Perhaps you have heard about the ice bucket challenge, a social media campaign from several summers ago. This challenge “dared” people to pour a bucket of ice water over their heads or give money to support ALS (amyotrophic lateral sclerosis), also known as Lou Gehrig’s Disease, and pass it on via social media. The inspiration behind the ice bucket challenge, which raised more than $115M for ALS, is Pete Frates, who was a star baseball player (and captain) at Boston College before he was diagnosed with ALS at the young age of 27.
What is ALS?
ALS affects motor neurons that control voluntary muscles. Individuals with ALS suffer from stiff muscles and muscle twitching that worsen as the muscles shrink. It is degenerative and fatal.

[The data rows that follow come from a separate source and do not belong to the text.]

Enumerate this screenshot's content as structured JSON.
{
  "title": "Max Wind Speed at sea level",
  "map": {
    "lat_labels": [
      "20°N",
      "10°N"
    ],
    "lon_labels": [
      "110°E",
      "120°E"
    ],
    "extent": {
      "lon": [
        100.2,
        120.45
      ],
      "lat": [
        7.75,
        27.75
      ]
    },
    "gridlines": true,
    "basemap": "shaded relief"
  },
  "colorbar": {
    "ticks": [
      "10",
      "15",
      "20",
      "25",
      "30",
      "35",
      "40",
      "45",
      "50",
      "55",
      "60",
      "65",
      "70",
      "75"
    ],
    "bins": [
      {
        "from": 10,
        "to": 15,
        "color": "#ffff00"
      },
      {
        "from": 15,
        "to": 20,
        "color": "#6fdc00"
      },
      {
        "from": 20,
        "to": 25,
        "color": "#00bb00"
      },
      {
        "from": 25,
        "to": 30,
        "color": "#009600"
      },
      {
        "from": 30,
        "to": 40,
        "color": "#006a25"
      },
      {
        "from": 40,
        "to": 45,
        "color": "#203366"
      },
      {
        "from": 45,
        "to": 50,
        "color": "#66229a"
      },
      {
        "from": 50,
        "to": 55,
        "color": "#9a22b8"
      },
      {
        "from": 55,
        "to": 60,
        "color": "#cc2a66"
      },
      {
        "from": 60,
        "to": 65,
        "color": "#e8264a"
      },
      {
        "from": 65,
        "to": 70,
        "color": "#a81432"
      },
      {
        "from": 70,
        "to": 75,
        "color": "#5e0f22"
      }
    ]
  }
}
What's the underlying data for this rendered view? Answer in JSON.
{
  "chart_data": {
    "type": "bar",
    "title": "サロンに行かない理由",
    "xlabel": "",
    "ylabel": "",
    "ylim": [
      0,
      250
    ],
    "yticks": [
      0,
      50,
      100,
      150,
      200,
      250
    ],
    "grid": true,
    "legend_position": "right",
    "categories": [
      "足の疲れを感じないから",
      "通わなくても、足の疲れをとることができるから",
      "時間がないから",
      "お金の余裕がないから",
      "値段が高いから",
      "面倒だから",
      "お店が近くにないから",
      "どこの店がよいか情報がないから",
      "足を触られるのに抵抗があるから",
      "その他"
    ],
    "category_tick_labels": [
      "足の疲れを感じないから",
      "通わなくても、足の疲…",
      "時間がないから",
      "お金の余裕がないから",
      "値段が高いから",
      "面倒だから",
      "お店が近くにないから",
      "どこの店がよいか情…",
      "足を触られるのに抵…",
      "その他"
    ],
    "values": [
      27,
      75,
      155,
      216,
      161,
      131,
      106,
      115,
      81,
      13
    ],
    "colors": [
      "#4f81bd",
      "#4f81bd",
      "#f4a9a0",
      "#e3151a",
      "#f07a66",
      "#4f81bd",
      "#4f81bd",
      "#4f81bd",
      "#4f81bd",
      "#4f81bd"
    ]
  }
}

Eventually patients have trouble speaking, swallowing and breathing. The disease affects 2 or 3 people per 100,000 in the United States and Europe. The only treatments extend lives a few months. There is no cure.
Boston College and Boston University have rivalries as they are located in close proximity, but no rivalry is more serious than their hockey rivalry. Both teams have a host of players who have gone to play in the NHL or European leagues. Several years ago, Pat Mullane and Andrew Orpick, both former BC hockey players who knew Pete Frates and former sports information director Dick Kelley, who also died from ALS in 2014, decided to take this rivalry to another level and to a charity game.
Known as the Commonwealth (Comm) Ave Classic, referring to the main road in Boston on which both campuses reside, the charity game celebrated its fourth year this past August, supporting Compassionate Care ALS, the Travis Roy Foundation, and The Pete Frates Home Health Initiative. Besides Pete Frates, Travis Roy’s foundation is involved as well, which supports spinal cord injury sufferers. Travis injured his spine as a BU hockey player when he slid into the boards. The game brings together graduates of both schools and nearly as many stars as you will see in the NHL All Star Game. In the spirit of charity, players like Chris Kreider, Charlie McAvoy, Jack Eichel and Brian Dumoulin sign autographs for kids as they enter and leave the rink, and even during the game.
Kerafast is proud to sponsor this hockey game and the organizers and players who give considerable time and effort to support this great cause. Kerafast hopes that our mission of helping academic researchers expose their reagents to a larger audience furthers research to find cures for diseases like ALS and treatments for spinal cord injuries.